Portuguese architect Eduardo Souto de Moura has picked up this year’s Pritzker Prize, the highest accolade in architecture, a month after a news agency leaked the news. The 58-year old becomes the second Portuguese to win the coveted award after Alvaro Siza in 1992. Last month, a news agency reported the news of de Moura’s win well ahead of the usually secret announcement.
Pritzker Prize jury chairman, Lord Palumbo, said, “During the past three decades, Eduardo Souto de Moura has produced a body of work that is of our time but also carries echoes of architectural traditions.
“His buildings have a unique ability to convey seemingly conflicting characteristics — power and modesty, bravado and subtlety, bold public authority and a sense of intimacy — at the same time.”

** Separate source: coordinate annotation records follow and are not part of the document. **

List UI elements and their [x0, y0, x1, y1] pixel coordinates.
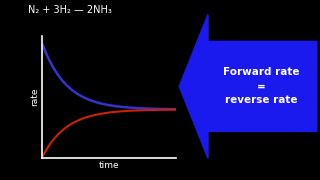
Text: Forward rate
=
reverse rate: Forward rate = reverse rate — [222, 67, 299, 105]
X-axis label: time: time — [99, 161, 119, 170]
Text: N₂ + 3H₂ — 2NH₃: N₂ + 3H₂ — 2NH₃ — [28, 5, 112, 15]
Y-axis label: rate: rate — [30, 88, 39, 106]
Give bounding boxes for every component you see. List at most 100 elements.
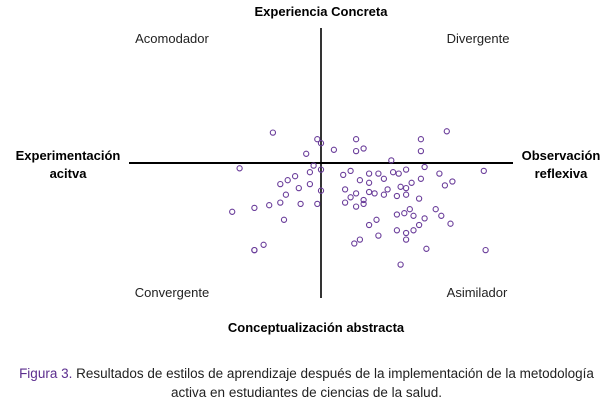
data-point bbox=[310, 162, 317, 169]
data-point bbox=[352, 190, 360, 197]
data-point bbox=[401, 210, 408, 217]
data-point bbox=[421, 163, 428, 171]
data-point bbox=[317, 187, 325, 194]
data-point bbox=[351, 240, 358, 247]
data-point bbox=[441, 182, 449, 189]
data-point bbox=[436, 170, 443, 177]
data-point bbox=[402, 184, 410, 192]
axis-label-right-line1: Observación bbox=[522, 148, 601, 163]
data-point bbox=[360, 196, 367, 204]
axis-label-right-line2: reflexiva bbox=[535, 166, 589, 181]
data-point bbox=[393, 227, 401, 234]
data-point bbox=[380, 175, 388, 182]
data-point bbox=[251, 246, 258, 254]
data-point bbox=[402, 229, 410, 237]
data-point bbox=[415, 195, 423, 202]
quadrant-label-bottom-right: Asimilador bbox=[447, 285, 508, 300]
data-point bbox=[314, 200, 321, 208]
figure-caption: Figura 3. Resultados de estilos de apren… bbox=[0, 364, 613, 402]
data-point bbox=[480, 167, 487, 175]
data-point bbox=[365, 170, 373, 177]
data-point bbox=[415, 221, 423, 229]
data-point bbox=[438, 212, 445, 219]
quadrant-label-top-right: Divergente bbox=[447, 31, 510, 46]
data-point bbox=[303, 150, 310, 157]
quadrant-label-top-left: Acomodador bbox=[135, 31, 209, 46]
data-point bbox=[408, 179, 415, 186]
data-point bbox=[417, 175, 425, 182]
data-point bbox=[384, 186, 391, 193]
data-point bbox=[317, 140, 325, 147]
data-point bbox=[375, 232, 382, 239]
data-point bbox=[423, 245, 430, 252]
data-point bbox=[347, 194, 354, 201]
data-point bbox=[306, 180, 314, 188]
data-point bbox=[341, 186, 349, 193]
data-point bbox=[352, 203, 360, 210]
data-point bbox=[395, 170, 402, 177]
data-point bbox=[449, 178, 456, 185]
data-point bbox=[365, 221, 373, 229]
data-point bbox=[306, 169, 314, 176]
data-point bbox=[277, 180, 284, 188]
data-point bbox=[229, 208, 236, 215]
data-point bbox=[260, 241, 267, 248]
data-point bbox=[340, 171, 347, 179]
data-point bbox=[373, 216, 380, 223]
data-point bbox=[365, 179, 373, 186]
data-point bbox=[291, 173, 299, 180]
data-point bbox=[397, 261, 404, 268]
data-point bbox=[356, 236, 364, 243]
axis-label-left-line1: Experimentación bbox=[16, 148, 121, 163]
data-point bbox=[410, 212, 417, 219]
figure-label: Figura 3. bbox=[19, 366, 73, 381]
axis-label-bottom: Conceptualización abstracta bbox=[228, 320, 405, 335]
data-point bbox=[365, 188, 373, 196]
data-point bbox=[482, 246, 489, 254]
data-point bbox=[410, 227, 417, 234]
data-point bbox=[347, 167, 354, 175]
data-point bbox=[421, 215, 428, 222]
data-point bbox=[417, 136, 425, 143]
data-point bbox=[389, 169, 397, 176]
data-point bbox=[388, 157, 395, 164]
data-point bbox=[380, 191, 388, 198]
data-point bbox=[341, 199, 349, 206]
data-point bbox=[443, 128, 450, 135]
data-point bbox=[360, 145, 367, 152]
data-point bbox=[393, 192, 401, 200]
data-point bbox=[352, 147, 360, 155]
data-point bbox=[371, 190, 378, 197]
quadrant-scatter-chart: Experiencia Concreta Conceptualización a… bbox=[16, 4, 601, 335]
data-point bbox=[282, 191, 290, 198]
data-point bbox=[360, 200, 367, 208]
data-point bbox=[402, 166, 410, 173]
quadrant-label-bottom-left: Convergente bbox=[135, 285, 209, 300]
data-point bbox=[432, 206, 439, 213]
data-point bbox=[447, 220, 454, 227]
data-point bbox=[330, 146, 338, 153]
data-point bbox=[269, 129, 277, 136]
data-point bbox=[284, 177, 291, 184]
data-point bbox=[393, 211, 401, 218]
data-point bbox=[417, 147, 425, 155]
figure-caption-text: Resultados de estilos de aprendizaje des… bbox=[72, 366, 594, 400]
data-point bbox=[356, 177, 364, 184]
data-point bbox=[266, 202, 273, 209]
data-point bbox=[375, 170, 382, 177]
data-point bbox=[297, 200, 304, 208]
data-point bbox=[314, 136, 321, 143]
data-point bbox=[402, 236, 410, 243]
data-points bbox=[229, 128, 489, 268]
axis-label-left-line2: acitva bbox=[50, 166, 88, 181]
data-point bbox=[236, 165, 243, 172]
data-point bbox=[295, 184, 302, 192]
data-point bbox=[277, 199, 284, 206]
data-point bbox=[280, 216, 288, 223]
data-point bbox=[251, 204, 258, 212]
axis-label-top: Experiencia Concreta bbox=[255, 4, 389, 19]
data-point bbox=[402, 191, 410, 198]
data-point bbox=[352, 136, 360, 143]
data-point bbox=[406, 206, 413, 213]
data-point bbox=[397, 183, 404, 190]
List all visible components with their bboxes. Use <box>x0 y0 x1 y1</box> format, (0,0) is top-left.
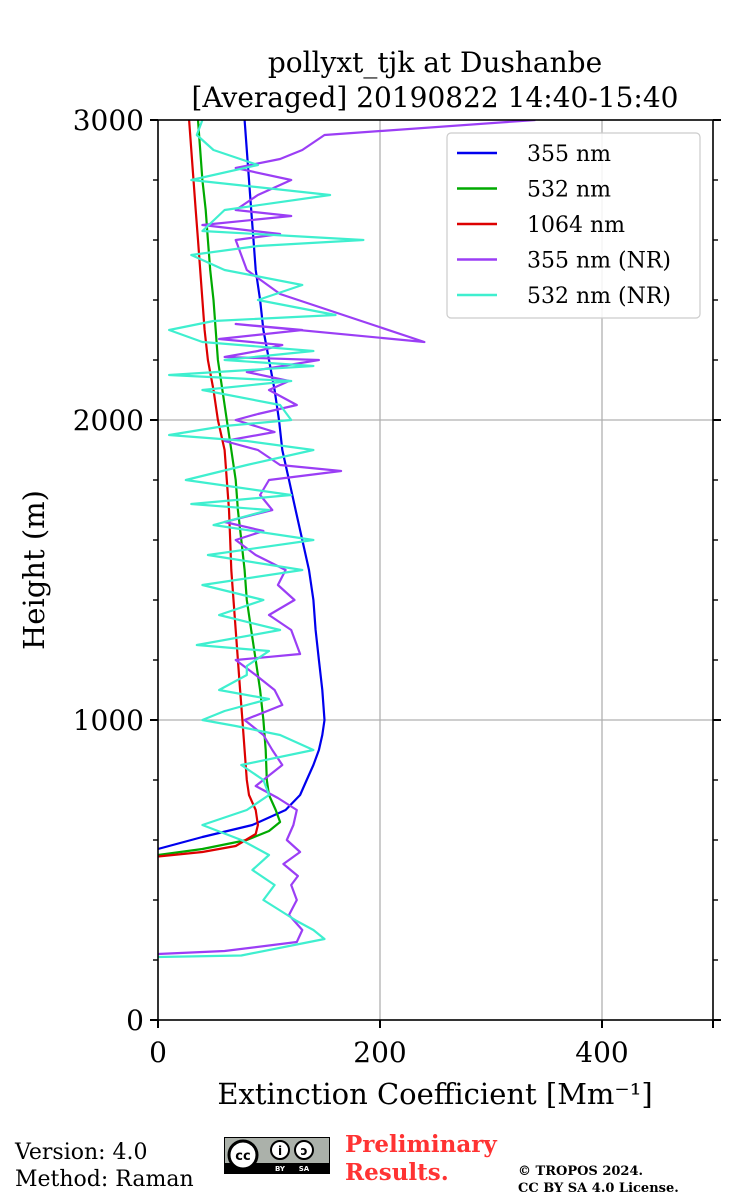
y-tick-label: 3000 <box>73 104 144 137</box>
svg-text:ↄ: ↄ <box>300 1144 307 1158</box>
preliminary-results-label-line2: Results. <box>345 1159 449 1186</box>
extinction-profile-chart: pollyxt_tjk at Dushanbe [Averaged] 20190… <box>17 46 721 1111</box>
plot-frame <box>157 119 714 1021</box>
legend-label: 355 nm <box>527 142 611 167</box>
legend-label: 355 nm (NR) <box>527 249 671 274</box>
cc-by-text: BY <box>275 1165 286 1173</box>
y-tick-label: 2000 <box>73 404 144 437</box>
y-tick-label: 0 <box>126 1004 144 1037</box>
license-label: CC BY SA 4.0 License. <box>518 1181 679 1196</box>
x-axis-label: Extinction Coefficient [Mm⁻¹] <box>217 1077 652 1111</box>
legend-box <box>446 132 701 319</box>
y-tick-label: 1000 <box>73 704 144 737</box>
chart-title-line1: pollyxt_tjk at Dushanbe <box>268 46 602 79</box>
series-line-355-nm <box>158 120 326 851</box>
svg-text:cc: cc <box>235 1149 250 1164</box>
y-axis-label: Height (m) <box>17 490 51 650</box>
axis-ticks: 0 1000 2000 3000 0 200 400 <box>73 104 721 1069</box>
x-tick-label: 0 <box>149 1036 167 1069</box>
version-label: Version: 4.0 <box>15 1140 148 1165</box>
legend: 355 nm 532 nm 1064 nm 355 nm (NR) 532 nm (NR… <box>446 132 701 319</box>
chart-title-line2: [Averaged] 20190822 14:40-15:40 <box>192 81 679 114</box>
series-line-355-nm-nr <box>158 120 536 956</box>
x-tick-label: 400 <box>575 1036 628 1069</box>
legend-label: 532 nm <box>527 178 611 203</box>
series-line-532-nm-nr <box>158 120 365 959</box>
x-tick-label: 200 <box>353 1036 406 1069</box>
copyright-label: © TROPOS 2024. <box>518 1164 644 1179</box>
legend-label: 532 nm (NR) <box>527 284 671 309</box>
legend-label: 1064 nm <box>527 213 625 238</box>
axes-frame <box>157 119 714 1021</box>
series-line-532-nm <box>158 120 282 857</box>
method-label: Method: Raman <box>15 1167 194 1192</box>
preliminary-results-label: Preliminary <box>345 1131 497 1158</box>
series-layer <box>158 120 536 959</box>
cc-sa-text: SA <box>299 1165 310 1173</box>
cc-by-sa-badge: cc i ↄ BY SA <box>224 1137 330 1174</box>
svg-text:i: i <box>278 1144 282 1158</box>
series-line-1064-nm <box>158 120 259 858</box>
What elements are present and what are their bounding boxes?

As a student, Souto de Moura worked for Alvaro Siza for five years. Since forming his own office in 1980, Souto de Moura has completed well over 60 projects in Portugal, Spain, Italy, Germany, the United Kingdom and Switzerland.
The projects include single family homes, a cinema, shopping centres, hotels, apartments, offices, art galleries and museums, schools, sports facilities and subways.
His spectacular stadium in Braga, Portugal, was a venue for the European soccer championships when it was completed in 2004. More than 1.5 million cubic metres of granite were blasted from the site and crushed to make concrete for the stadium. Precise explosions of a mountain side created a hundred foot high granite face that terminates one end of the stadium.
The jury described this work as ‘muscular, monumental and very much at home within its powerful landscape.’
Another of Souto de Moura’s projects, the 2007 Burgo Tower in his hometown of Porto, Portugal, is described by the jury as ‘two buildings side by side, one vertical and one horizontal with different scales, in dialogue with each other and the urban landscape’.
The annual Pritzer Prize was founded in 1979 by the late Jay A. Pritzker and his wife Cindy. The laureates receive a $100,000 grant and a bronze medallion.